The first chapter of the Wilshire Park story…
Faithful Alameda History blog readers will know that protests were not uncommon in the early years of our neighborhood life, usually around schools and churches, and frequently about land use topics. Property owners had sought out this subdivision for many reasons, including a covenant that prohibited all but residential development within the Alameda Park plat proper. You couldn’t build a store or office. You could barely build a church, as we have seen.
Want to build a campground, or as they were known during the day, an auto camp? Forget it. This neighborhood was definitely not buying any such proposal.
Our timeframe for this vignette is the mid 1920s. We’ll remember that at this point, Alameda Park is experiencing exponential growth…the previous few years outpacing all other years combined. There was much new construction, but still many vacant lots, some brush fields, and a sense that while we were the “Tuxedo of Portland,” as claimed in the real estate development ads, we were still on the outskirts of Portland.

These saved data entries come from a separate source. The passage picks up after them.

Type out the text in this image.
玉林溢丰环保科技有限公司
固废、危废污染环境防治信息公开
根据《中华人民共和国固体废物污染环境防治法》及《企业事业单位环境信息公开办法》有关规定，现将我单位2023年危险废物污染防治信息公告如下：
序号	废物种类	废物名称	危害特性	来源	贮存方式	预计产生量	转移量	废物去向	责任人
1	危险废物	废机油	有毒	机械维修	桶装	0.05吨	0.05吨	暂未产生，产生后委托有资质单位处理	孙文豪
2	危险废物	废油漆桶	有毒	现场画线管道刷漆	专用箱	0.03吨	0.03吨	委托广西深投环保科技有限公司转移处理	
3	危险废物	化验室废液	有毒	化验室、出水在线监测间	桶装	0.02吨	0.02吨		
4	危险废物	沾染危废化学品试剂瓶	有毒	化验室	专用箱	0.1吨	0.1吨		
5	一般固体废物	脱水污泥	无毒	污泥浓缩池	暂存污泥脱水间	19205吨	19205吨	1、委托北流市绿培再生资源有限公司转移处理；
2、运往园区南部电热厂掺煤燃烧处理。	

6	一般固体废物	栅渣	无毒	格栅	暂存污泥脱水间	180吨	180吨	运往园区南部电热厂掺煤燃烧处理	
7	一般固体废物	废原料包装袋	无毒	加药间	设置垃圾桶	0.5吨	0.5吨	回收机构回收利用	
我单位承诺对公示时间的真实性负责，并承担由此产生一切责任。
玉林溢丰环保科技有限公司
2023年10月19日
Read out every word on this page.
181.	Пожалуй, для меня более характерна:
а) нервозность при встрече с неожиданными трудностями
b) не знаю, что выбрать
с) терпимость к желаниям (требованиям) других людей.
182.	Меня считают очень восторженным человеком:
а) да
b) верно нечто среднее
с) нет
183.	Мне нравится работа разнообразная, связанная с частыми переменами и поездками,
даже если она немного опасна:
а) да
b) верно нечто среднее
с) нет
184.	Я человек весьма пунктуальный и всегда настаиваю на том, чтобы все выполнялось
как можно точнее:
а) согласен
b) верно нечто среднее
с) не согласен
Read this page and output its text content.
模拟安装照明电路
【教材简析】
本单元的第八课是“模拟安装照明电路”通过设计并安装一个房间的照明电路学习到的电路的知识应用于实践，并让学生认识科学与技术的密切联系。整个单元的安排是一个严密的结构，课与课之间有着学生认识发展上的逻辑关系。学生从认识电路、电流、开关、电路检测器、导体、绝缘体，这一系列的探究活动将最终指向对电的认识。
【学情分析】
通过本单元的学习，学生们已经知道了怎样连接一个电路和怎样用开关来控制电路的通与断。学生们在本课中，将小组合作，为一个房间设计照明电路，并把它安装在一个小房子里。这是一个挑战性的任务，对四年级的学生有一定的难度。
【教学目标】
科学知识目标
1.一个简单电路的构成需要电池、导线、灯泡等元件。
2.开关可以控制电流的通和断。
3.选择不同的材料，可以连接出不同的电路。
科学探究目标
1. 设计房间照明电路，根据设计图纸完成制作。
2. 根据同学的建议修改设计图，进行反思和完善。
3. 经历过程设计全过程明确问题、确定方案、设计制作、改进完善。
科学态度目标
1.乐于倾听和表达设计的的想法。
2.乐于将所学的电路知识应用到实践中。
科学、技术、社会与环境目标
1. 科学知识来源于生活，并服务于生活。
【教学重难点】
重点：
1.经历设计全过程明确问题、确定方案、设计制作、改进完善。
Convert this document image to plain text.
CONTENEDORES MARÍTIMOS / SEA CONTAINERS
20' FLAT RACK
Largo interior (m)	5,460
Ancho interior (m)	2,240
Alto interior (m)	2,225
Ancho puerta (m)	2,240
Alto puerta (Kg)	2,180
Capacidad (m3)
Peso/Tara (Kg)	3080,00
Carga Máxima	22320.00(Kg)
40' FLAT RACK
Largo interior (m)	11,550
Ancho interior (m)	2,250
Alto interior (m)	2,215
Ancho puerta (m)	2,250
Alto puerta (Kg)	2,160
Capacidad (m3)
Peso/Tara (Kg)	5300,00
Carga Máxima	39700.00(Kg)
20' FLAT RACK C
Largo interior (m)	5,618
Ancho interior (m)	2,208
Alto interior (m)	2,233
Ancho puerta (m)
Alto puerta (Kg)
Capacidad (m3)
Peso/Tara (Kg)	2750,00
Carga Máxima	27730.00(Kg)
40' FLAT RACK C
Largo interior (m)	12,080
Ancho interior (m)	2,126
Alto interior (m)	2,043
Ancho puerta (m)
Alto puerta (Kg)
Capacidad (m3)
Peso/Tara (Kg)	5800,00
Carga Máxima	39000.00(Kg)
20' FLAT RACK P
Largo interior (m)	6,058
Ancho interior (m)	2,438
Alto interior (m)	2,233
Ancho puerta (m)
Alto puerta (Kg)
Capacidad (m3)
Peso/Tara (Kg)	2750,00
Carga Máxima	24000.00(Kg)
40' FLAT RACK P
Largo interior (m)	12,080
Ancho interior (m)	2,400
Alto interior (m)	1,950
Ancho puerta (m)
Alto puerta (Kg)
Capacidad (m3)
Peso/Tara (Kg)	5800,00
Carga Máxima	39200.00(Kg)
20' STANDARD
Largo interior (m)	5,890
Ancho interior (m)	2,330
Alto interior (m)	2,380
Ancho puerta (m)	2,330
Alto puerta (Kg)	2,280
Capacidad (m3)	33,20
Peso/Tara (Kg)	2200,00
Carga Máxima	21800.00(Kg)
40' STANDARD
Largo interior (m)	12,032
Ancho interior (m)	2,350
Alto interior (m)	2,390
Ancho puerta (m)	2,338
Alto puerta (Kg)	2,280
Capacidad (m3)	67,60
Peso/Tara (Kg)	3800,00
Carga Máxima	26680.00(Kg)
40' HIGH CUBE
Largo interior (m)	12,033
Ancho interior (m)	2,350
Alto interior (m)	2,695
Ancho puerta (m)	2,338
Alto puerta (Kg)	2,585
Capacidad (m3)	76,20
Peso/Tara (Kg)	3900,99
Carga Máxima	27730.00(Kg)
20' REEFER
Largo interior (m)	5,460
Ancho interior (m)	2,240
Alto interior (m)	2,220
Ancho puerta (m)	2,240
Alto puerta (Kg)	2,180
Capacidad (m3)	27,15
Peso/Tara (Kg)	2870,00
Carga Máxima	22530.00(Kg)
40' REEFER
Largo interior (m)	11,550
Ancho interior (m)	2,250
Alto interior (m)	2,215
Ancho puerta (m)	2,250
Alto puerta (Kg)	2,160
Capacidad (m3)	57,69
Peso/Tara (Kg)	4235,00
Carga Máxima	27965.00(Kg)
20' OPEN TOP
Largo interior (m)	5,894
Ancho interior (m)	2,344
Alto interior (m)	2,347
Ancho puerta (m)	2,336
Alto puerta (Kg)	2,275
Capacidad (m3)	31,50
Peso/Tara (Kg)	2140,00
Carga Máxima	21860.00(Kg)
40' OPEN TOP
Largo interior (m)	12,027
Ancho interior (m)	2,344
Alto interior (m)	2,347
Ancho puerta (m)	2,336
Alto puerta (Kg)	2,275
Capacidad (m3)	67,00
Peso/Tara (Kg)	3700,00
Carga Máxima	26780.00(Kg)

That’s when our predecessors first learned about a proposal to build an auto campground right here on our doorstep at 33rd and Mason.
The 15-acre wooded parcel that is today’s Wilshire Park was then part of the Jacob Kamm estate. Kamm (1823-1912) was one of Portland’s wealthiest residents, making his fortunes in the steam navigation business. He also dabbled in real estate investment and had strategically purchased parcels downtown and at the edges of Portland, including the 15 acres of woods just north of the Alameda Ridge. When he died in 1912, his estate was valued at $4 million. Sorting out the estate took years and was frequently in the press. Up here in Alameda, Kamm’s trees kept growing.
So when a plan came along to do something with the property, reported in an innocuous story in the September 12, 1920 edition of The Oregonian, some readers may have just looked at it as another business pitch. Commissioner Stanhope S. Pier was in charge of this idea:
Tourist parks or auto camps were not that uncommon here in Portland and elsewhere. The car was a new toy and tool, and as people traveled the countryside, they needed a place to land temporarily as they explored the area. Think of a KOA campground. Let’s just say that auto camps were in the public consciousness of the day: an enjoyable, convenient and necessary extension of car travel. Here’s a photo from the City of Portland Archives showing one such camp in 1925, somewhere on the Westside.
But after reading the September 12th story, it took Alameda residents only a matter of hours to get up a protest to Commissioner Pier, which eventually turned into a petition drive and then a forceful meeting with Mayor Baker and City Council. In The Oregonian story from October 7, 1920 below, be sure to have a look at the fourth paragraph and its description of Alameda as a “quiet, refined district, composed of a home loving people…”
Faced with a petition and local uproar, City Council had to schedule some time to let Alameda vent and make its case. Below, in the story the next day, October 8, 1920, check out the fourth paragraph, where a description of Alameda’s winding streets, considered an asset by some developers, is spun as a liability when it comes to serving the needs of the traveling public.
In the following day’s story, with some plausible deniability and backpedalling by Pier, City Council quickly reversed direction on the plan and endorsed the neighborhood notion of playgrounds and open parks.
Eventually, the city found property and built an auto park near Peninsula Park in the vicinity of Ainsworth and Albina. Here’s another photograph. The topic of the Kamm Estate goes quiet then, resurfacing six years later in the September 10, 1926 edition of The Oregonian (below)as one of several city park needs being considered.
It would take another seven years until 1933—with the property still connected to the Kamm estate—that the city would seriously consider the idea.